Por supuesto que no. En nuestro proceso, pedimos a la burguesía nacional que se incorpore al proceso de desarrollo en términos de igualdad. La propiedad privada tiene su propio espacio, pero lo que no puede hacer es dominar, no puede tomar decisiones políticas o ambientales, o en materia de educación, salud, no puede maltratar a los trabajadores. Si no está de acuerdo con estas condiciones, no venga.
La revolución bolivariana se llama socialista y feminista. ¿Qué importancia tuvo el feminismo para ti?

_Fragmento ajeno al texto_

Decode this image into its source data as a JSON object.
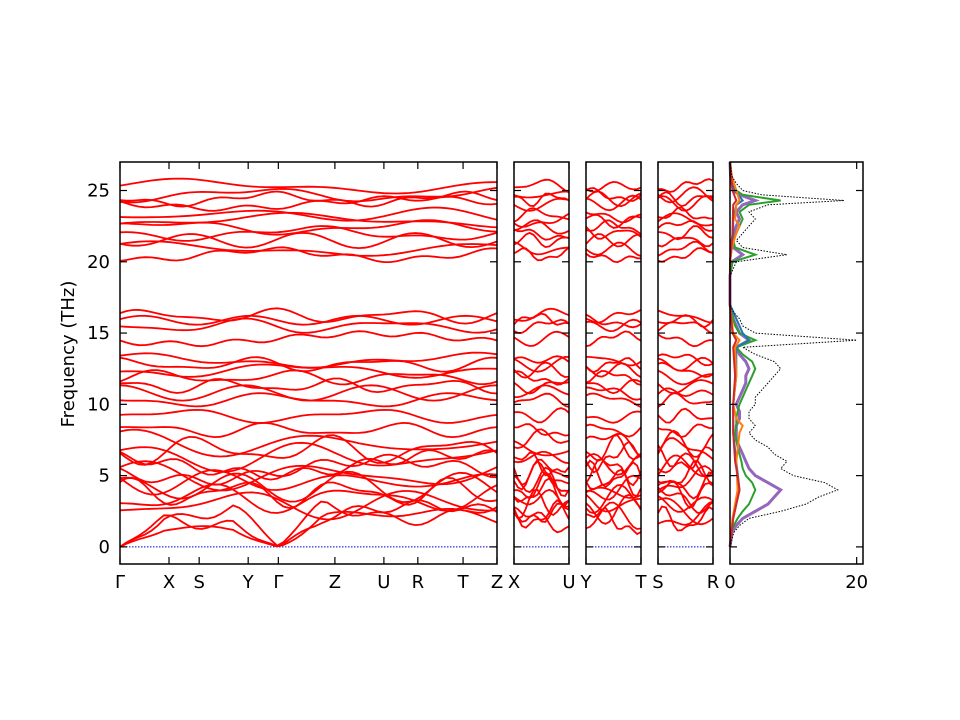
{
  "chart_data": [
    {
      "type": "line",
      "title": "",
      "xlabel": "",
      "ylabel": "Frequency (THz)",
      "ylim": [
        -1.2,
        27
      ],
      "yticks": [
        0,
        5,
        10,
        15,
        20,
        25
      ],
      "grid": false,
      "panels": [
        {
          "segments": [
            {
              "from": "Γ",
              "to": "X"
            },
            {
              "from": "X",
              "to": "S"
            },
            {
              "from": "S",
              "to": "Y"
            },
            {
              "from": "Y",
              "to": "Γ"
            },
            {
              "from": "Γ",
              "to": "Z"
            },
            {
              "from": "Z",
              "to": "U"
            },
            {
              "from": "U",
              "to": "R"
            },
            {
              "from": "R",
              "to": "T"
            },
            {
              "from": "T",
              "to": "Z"
            }
          ],
          "tick_labels": [
            "Γ",
            "X",
            "S",
            "Y",
            "Γ",
            "Z",
            "U",
            "R",
            "T",
            "Z"
          ],
          "tick_positions": [
            0,
            0.13,
            0.21,
            0.34,
            0.42,
            0.57,
            0.7,
            0.79,
            0.91,
            1.0
          ]
        },
        {
          "tick_labels": [
            "X",
            "U"
          ],
          "tick_positions": [
            0,
            1
          ]
        },
        {
          "tick_labels": [
            "Y",
            "T"
          ],
          "tick_positions": [
            0,
            1
          ]
        },
        {
          "tick_labels": [
            "S",
            "R"
          ],
          "tick_positions": [
            0,
            1
          ]
        }
      ],
      "series": [
        {
          "color": "#ff0000",
          "band_levels_thz": [
            1.8,
            2.2,
            2.6,
            3.0,
            3.4,
            3.8,
            4.2,
            4.6,
            5.0,
            5.4,
            5.8,
            6.3,
            6.8,
            7.2,
            8.2,
            9.2,
            10.3,
            10.8,
            11.3,
            11.9,
            12.4,
            12.8,
            13.1,
            14.6,
            15.5,
            15.9,
            16.2,
            20.5,
            20.9,
            21.5,
            22.0,
            22.4,
            22.9,
            23.3,
            24.1,
            24.4,
            24.7,
            25.3
          ]
        },
        {
          "color": "#0000cc",
          "style": "dotted",
          "y_constant": 0
        }
      ]
    },
    {
      "type": "area",
      "title": "",
      "xlabel": "",
      "ylabel": "",
      "xlim": [
        0,
        21
      ],
      "xticks": [
        0,
        20
      ],
      "ylim": [
        -1.2,
        27
      ],
      "grid": false,
      "series": [
        {
          "color": "#000000",
          "style": "dotted",
          "freq": [
            0,
            1,
            1.5,
            2,
            2.5,
            3,
            3.5,
            4,
            4.5,
            5,
            5.5,
            6,
            6.5,
            7,
            7.5,
            8,
            8.5,
            9,
            9.5,
            10,
            10.5,
            11,
            11.5,
            12,
            12.5,
            13,
            13.5,
            14,
            14.5,
            15,
            15.5,
            16,
            16.5,
            17,
            19,
            20,
            20.5,
            21,
            21.5,
            22,
            22.5,
            23,
            23.5,
            24,
            24.3,
            24.7,
            25,
            25.5,
            26,
            27
          ],
          "dos": [
            0,
            0.6,
            1.5,
            3,
            8,
            12,
            14,
            17,
            15,
            10,
            8,
            9,
            7,
            6,
            4,
            3,
            4,
            3,
            3,
            4,
            4,
            5,
            6,
            7,
            8,
            7,
            4,
            2,
            20,
            4,
            2,
            1.5,
            0.5,
            0,
            0,
            1,
            9,
            2,
            1,
            2,
            3,
            4,
            3,
            6,
            18,
            5,
            2,
            1,
            0.3,
            0
          ]
        },
        {
          "color": "#9467bd",
          "freq": [
            0,
            1,
            1.5,
            2,
            2.5,
            3,
            3.5,
            4,
            4.5,
            5,
            5.5,
            6,
            6.5,
            7,
            7.5,
            8,
            8.5,
            9,
            9.5,
            10,
            10.5,
            11,
            11.5,
            12,
            12.5,
            13,
            13.5,
            14,
            14.5,
            15,
            15.5,
            16,
            16.5,
            17,
            19,
            20,
            20.5,
            21,
            21.5,
            22,
            22.5,
            23,
            23.5,
            24,
            24.3,
            24.7,
            25,
            25.5,
            26,
            27
          ],
          "dos": [
            0,
            0.3,
            1,
            2,
            4,
            6,
            7,
            8,
            6,
            4,
            3,
            2.5,
            2,
            1.5,
            1,
            1,
            1,
            1.5,
            1.5,
            1,
            1.5,
            2,
            2.5,
            2.5,
            3,
            2.5,
            1.5,
            1,
            3,
            1.5,
            1,
            0.5,
            0.2,
            0,
            0,
            0.3,
            2,
            0.5,
            0.3,
            0.6,
            1,
            1.5,
            1,
            2,
            4,
            1.5,
            0.5,
            0.3,
            0.1,
            0
          ]
        },
        {
          "color": "#2ca02c",
          "freq": [
            0,
            1,
            1.5,
            2,
            2.5,
            3,
            3.5,
            4,
            4.5,
            5,
            5.5,
            6,
            6.5,
            7,
            7.5,
            8,
            8.5,
            9,
            9.5,
            10,
            10.5,
            11,
            11.5,
            12,
            12.5,
            13,
            13.5,
            14,
            14.5,
            15,
            15.5,
            16,
            16.5,
            17,
            19,
            20,
            20.5,
            21,
            21.5,
            22,
            22.5,
            23,
            23.5,
            24,
            24.3,
            24.7,
            25,
            25.5,
            26,
            27
          ],
          "dos": [
            0,
            0.2,
            0.6,
            1.2,
            2,
            3,
            3.5,
            4,
            3.5,
            2.5,
            2,
            1.8,
            1.5,
            1.2,
            1,
            0.8,
            1,
            1,
            1.2,
            1.5,
            2,
            2.5,
            3,
            3.5,
            4,
            3.5,
            2,
            1,
            4,
            1.5,
            0.8,
            0.5,
            0.2,
            0,
            0,
            0.4,
            4,
            0.8,
            0.5,
            1,
            1.5,
            2,
            1.5,
            3,
            8,
            2,
            1,
            0.5,
            0.2,
            0
          ]
        },
        {
          "color": "#1f77b4",
          "freq": [
            0,
            2,
            4,
            6,
            8,
            10,
            12,
            14,
            14.5,
            15,
            15.5,
            16,
            16.5,
            17,
            20,
            21,
            22,
            23,
            24,
            24.3,
            25,
            25.5,
            26,
            27
          ],
          "dos": [
            0,
            0.5,
            1.5,
            1,
            0.5,
            0.5,
            1,
            1,
            3,
            2,
            1.5,
            1,
            0.5,
            0,
            0,
            0.3,
            0.5,
            0.5,
            1,
            2,
            0.8,
            0.5,
            0.2,
            0
          ]
        },
        {
          "color": "#ff7f0e",
          "freq": [
            0,
            2,
            4,
            6,
            8,
            8.5,
            9,
            10,
            12,
            14,
            14.5,
            15,
            17,
            20,
            21,
            22,
            22.5,
            23,
            24,
            24.3,
            25,
            26,
            27
          ],
          "dos": [
            0,
            0.4,
            1.2,
            1,
            1.5,
            2,
            1,
            0.5,
            1,
            0.8,
            1.5,
            0.5,
            0,
            0,
            0.3,
            1,
            1.5,
            0.8,
            1,
            1.5,
            1,
            0.3,
            0
          ]
        },
        {
          "color": "#d62728",
          "freq": [
            0,
            2,
            3,
            4,
            5,
            6,
            8,
            10,
            12,
            14,
            14.5,
            15,
            17,
            20,
            21,
            22,
            24,
            24.3,
            25,
            26,
            27
          ],
          "dos": [
            0,
            0.5,
            1,
            1.5,
            1.2,
            0.8,
            0.5,
            0.5,
            0.8,
            0.5,
            1,
            0.4,
            0,
            0,
            0.2,
            0.4,
            0.5,
            1,
            0.4,
            0.2,
            0
          ]
        }
      ]
    }
  ]
}
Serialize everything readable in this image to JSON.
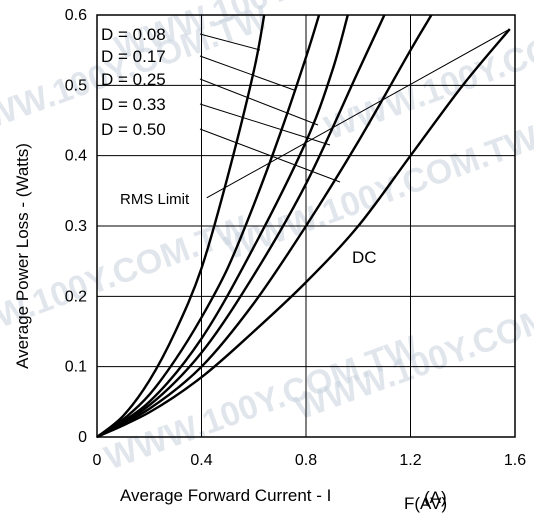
{
  "chart_data": {
    "type": "line",
    "xlabel": "Average Forward Current - I",
    "xlabel_suffix": "F(AV)",
    "xlabel_unit": "(A)",
    "ylabel": "Average Power Loss - (Watts)",
    "xlim": [
      0,
      1.6
    ],
    "ylim": [
      0,
      0.6
    ],
    "x_ticks": [
      "0",
      "0.4",
      "0.8",
      "1.2",
      "1.6"
    ],
    "y_ticks": [
      "0",
      "0.1",
      "0.2",
      "0.3",
      "0.4",
      "0.5",
      "0.6"
    ],
    "grid": true,
    "series": [
      {
        "name": "D = 0.08",
        "x": [
          0,
          0.1,
          0.2,
          0.3,
          0.4,
          0.5,
          0.6,
          0.64
        ],
        "y": [
          0,
          0.03,
          0.08,
          0.15,
          0.24,
          0.37,
          0.52,
          0.6
        ]
      },
      {
        "name": "D = 0.17",
        "x": [
          0,
          0.1,
          0.2,
          0.3,
          0.4,
          0.5,
          0.6,
          0.7,
          0.8,
          0.85
        ],
        "y": [
          0,
          0.025,
          0.06,
          0.11,
          0.17,
          0.24,
          0.33,
          0.43,
          0.54,
          0.6
        ]
      },
      {
        "name": "D = 0.25",
        "x": [
          0,
          0.2,
          0.4,
          0.6,
          0.8,
          0.9,
          0.96
        ],
        "y": [
          0,
          0.05,
          0.14,
          0.27,
          0.42,
          0.52,
          0.6
        ]
      },
      {
        "name": "D = 0.33",
        "x": [
          0,
          0.2,
          0.4,
          0.6,
          0.8,
          1.0,
          1.1
        ],
        "y": [
          0,
          0.045,
          0.12,
          0.23,
          0.36,
          0.52,
          0.6
        ]
      },
      {
        "name": "D = 0.50",
        "x": [
          0,
          0.2,
          0.4,
          0.6,
          0.8,
          1.0,
          1.2,
          1.28
        ],
        "y": [
          0,
          0.04,
          0.1,
          0.19,
          0.3,
          0.42,
          0.55,
          0.6
        ]
      },
      {
        "name": "DC",
        "x": [
          0,
          0.2,
          0.4,
          0.6,
          0.8,
          1.0,
          1.2,
          1.4,
          1.58
        ],
        "y": [
          0,
          0.035,
          0.085,
          0.15,
          0.22,
          0.3,
          0.4,
          0.5,
          0.58
        ]
      }
    ],
    "rms_limit": {
      "label": "RMS Limit",
      "x": [
        0.42,
        1.58
      ],
      "y": [
        0.34,
        0.58
      ]
    },
    "annotations": [
      "D = 0.08",
      "D = 0.17",
      "D = 0.25",
      "D = 0.33",
      "D = 0.50",
      "DC",
      "RMS Limit"
    ]
  },
  "watermark": "WWW.100Y.COM.TW"
}
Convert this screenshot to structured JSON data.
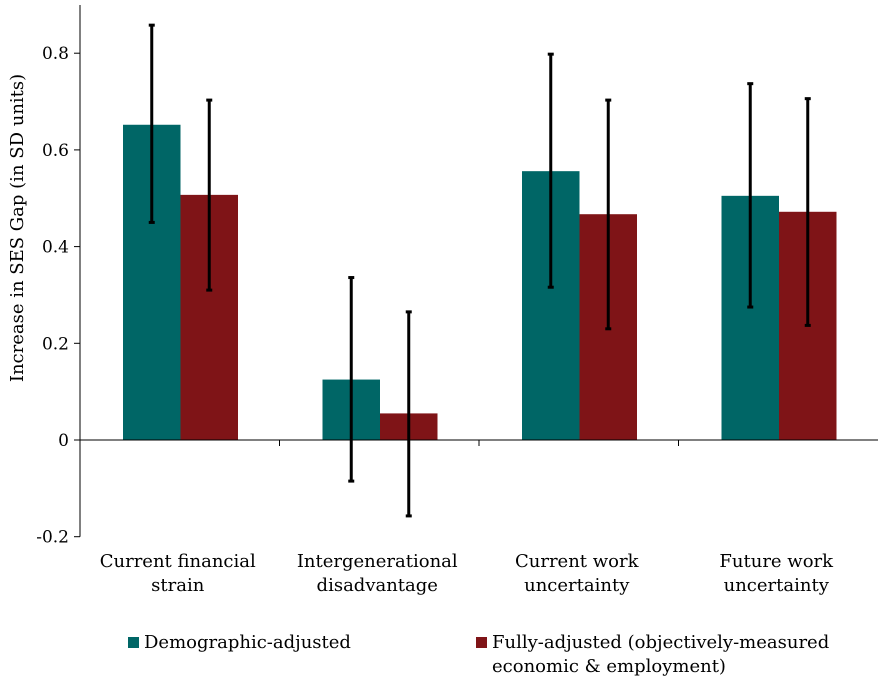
{
  "chart_data": {
    "type": "bar",
    "ylabel": "Increase in SES Gap  (in SD units)",
    "ylim": [
      -0.2,
      0.9
    ],
    "yticks": [
      -0.2,
      0,
      0.2,
      0.4,
      0.6,
      0.8
    ],
    "ytick_labels": [
      "-0.2",
      "0",
      "0.2",
      "0.4",
      "0.6",
      "0.8"
    ],
    "categories": [
      [
        "Current financial",
        "strain"
      ],
      [
        "Intergenerational",
        "disadvantage"
      ],
      [
        "Current work",
        "uncertainty"
      ],
      [
        "Future work",
        "uncertainty"
      ]
    ],
    "series": [
      {
        "name": "Demographic-adjusted",
        "color": "#006666",
        "values": [
          0.652,
          0.125,
          0.556,
          0.505
        ],
        "error_low": [
          0.45,
          -0.085,
          0.316,
          0.275
        ],
        "error_high": [
          0.858,
          0.336,
          0.798,
          0.737
        ]
      },
      {
        "name": "Fully-adjusted (objectively-measured economic & employment)",
        "legend_lines": [
          "Fully-adjusted (objectively-measured",
          "economic & employment)"
        ],
        "color": "#7f1417",
        "values": [
          0.507,
          0.055,
          0.467,
          0.472
        ],
        "error_low": [
          0.31,
          -0.157,
          0.23,
          0.237
        ],
        "error_high": [
          0.703,
          0.265,
          0.703,
          0.706
        ]
      }
    ],
    "grid": false,
    "legend_position": "bottom"
  }
}
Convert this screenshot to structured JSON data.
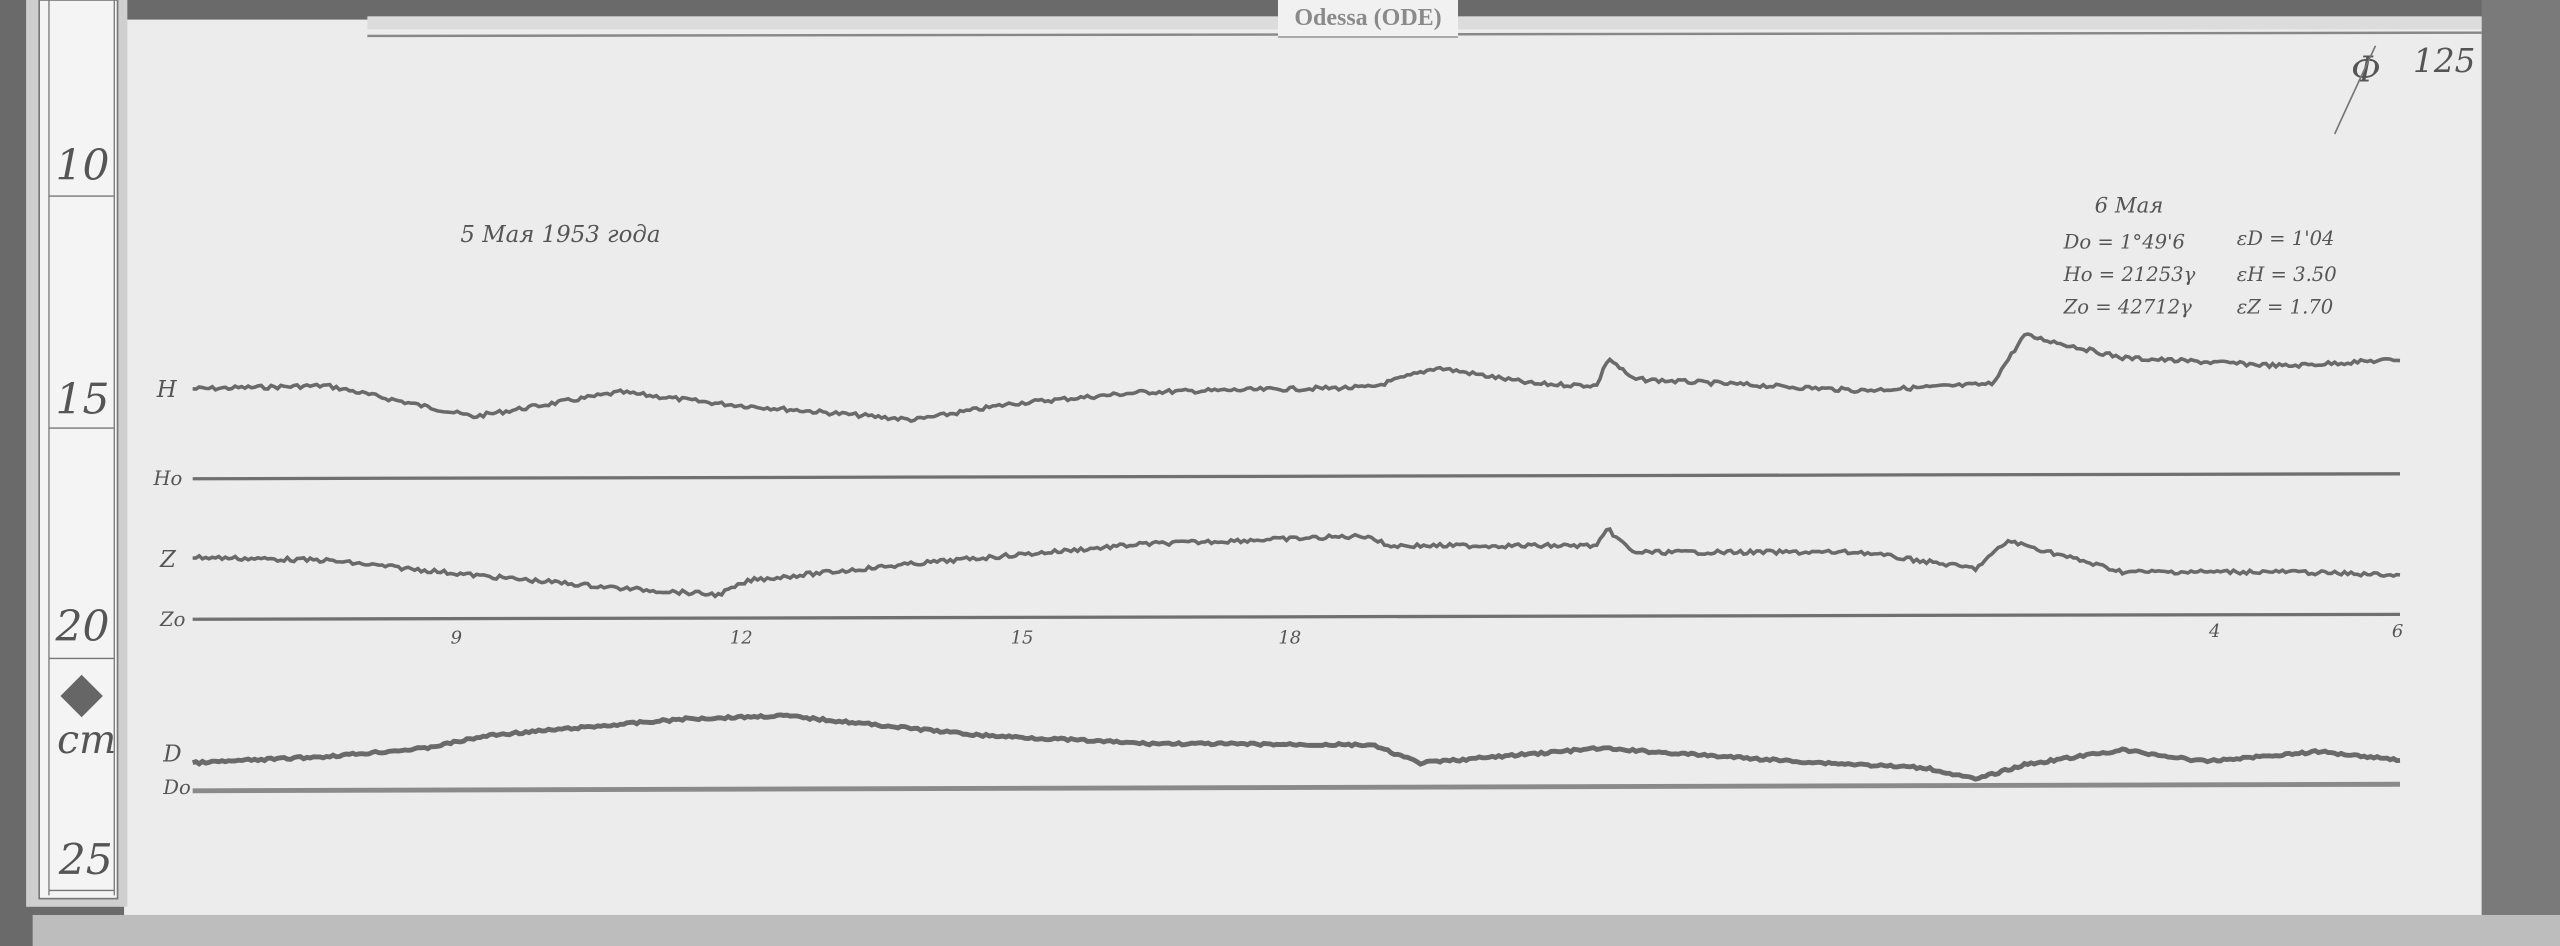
{
  "station_label": "Odessa (ODE)",
  "sheet_number": "125",
  "sheet_mark": "Ф",
  "date_title": "5 Мая 1953 года",
  "ruler": {
    "ticks": [
      "10",
      "15",
      "20",
      "25"
    ],
    "unit": "cm"
  },
  "next_day_block": {
    "date": "6 Мая",
    "D0": "Dо = 1°49'6",
    "H0": "Hо = 21253γ",
    "Z0": "Zо = 42712γ",
    "eD": "εD = 1'04",
    "eH": "εH = 3.50",
    "eZ": "εZ = 1.70"
  },
  "trace_labels": {
    "H": "H",
    "H0": "Ho",
    "Z": "Z",
    "Z0": "Zo",
    "D": "D",
    "D0": "Do"
  },
  "time_ticks": [
    "9",
    "12",
    "15",
    "18",
    "4",
    "6"
  ],
  "colors": {
    "paper": "#ececec",
    "trace": "#6a6a6a",
    "ink": "#555555",
    "background": "#5e5e5e"
  }
}
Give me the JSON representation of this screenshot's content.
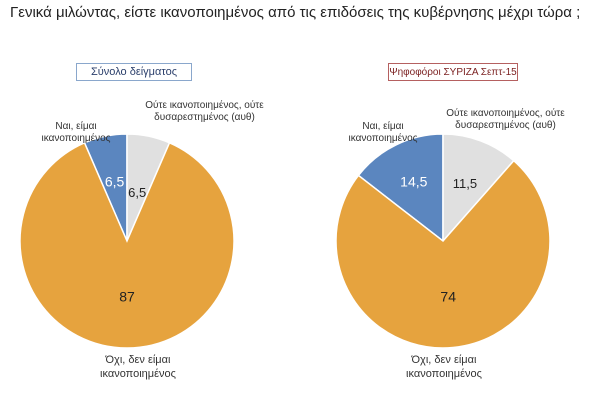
{
  "title": "Γενικά μιλώντας, είστε ικανοποιημένος από τις επιδόσεις της κυβέρνησης μέχρι τώρα ;",
  "chart_data": [
    {
      "type": "pie",
      "title": "Σύνολο δείγματος",
      "slices": [
        {
          "label": "Ναι, είμαι ικανοποιημένος",
          "value": 6.5,
          "display": "6,5",
          "color": "#5b86bf"
        },
        {
          "label": "Ούτε ικανοποιημένος, ούτε δυσαρεστημένος (αυθ)",
          "value": 6.5,
          "display": "6,5",
          "color": "#e0e0e0"
        },
        {
          "label": "Όχι, δεν είμαι ικανοποιημένος",
          "value": 87,
          "display": "87",
          "color": "#e6a33e"
        }
      ]
    },
    {
      "type": "pie",
      "title": "Ψηφοφόροι ΣΥΡΙΖΑ Σεπτ-15",
      "slices": [
        {
          "label": "Ναι, είμαι ικανοποιημένος",
          "value": 14.5,
          "display": "14,5",
          "color": "#5b86bf"
        },
        {
          "label": "Ούτε ικανοποιημένος, ούτε δυσαρεστημένος (αυθ)",
          "value": 11.5,
          "display": "11,5",
          "color": "#e0e0e0"
        },
        {
          "label": "Όχι, δεν είμαι ικανοποιημένος",
          "value": 74,
          "display": "74",
          "color": "#e6a33e"
        }
      ]
    }
  ],
  "labels": {
    "yes_line1": "Ναι, είμαι",
    "yes_line2": "ικανοποιημένος",
    "neutral_line1": "Ούτε ικανοποιημένος, ούτε",
    "neutral_line2": "δυσαρεστημένος (αυθ)",
    "no_line1": "Όχι, δεν είμαι",
    "no_line2": "ικανοποιημένος"
  }
}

La mujeres, en Venezuela, siempre han sido una columna vertebral de la sociedad, desde la familia, ya que nuestra sociedad es fundamentalmente matriarcal. Sin embargo, en la sociedad capitalista venezolana era el sujeto más vulnerable, el más explotado, el doblemente explotado. Hoy, es suficiente salir a la calle para ver el papel de la mujer en el poder popular organizado: en los concejos municipales, en las comunas, en las unidades de batalla de Bolívar y Chávez, las mujeres son la mayoría. Basta con mirar las movilizaciones, las marchas, donde siempre están en primera fila. Las mujeres son las más atacadas por la guerra económica que tiene como objetivo volver a privatizar sus vidas, hacer que se retiren de la política, de la gestión de la sociedad para confinarlas nuevamente en la cocina y volver a someterlas. Falta mucho en América Latina con respecto a los derechos de las mujeres, por lo que es aún más importante reafirmar el carácter feminista de nuestra revolución y luchar decisivamente contra el machismo en todas su formas.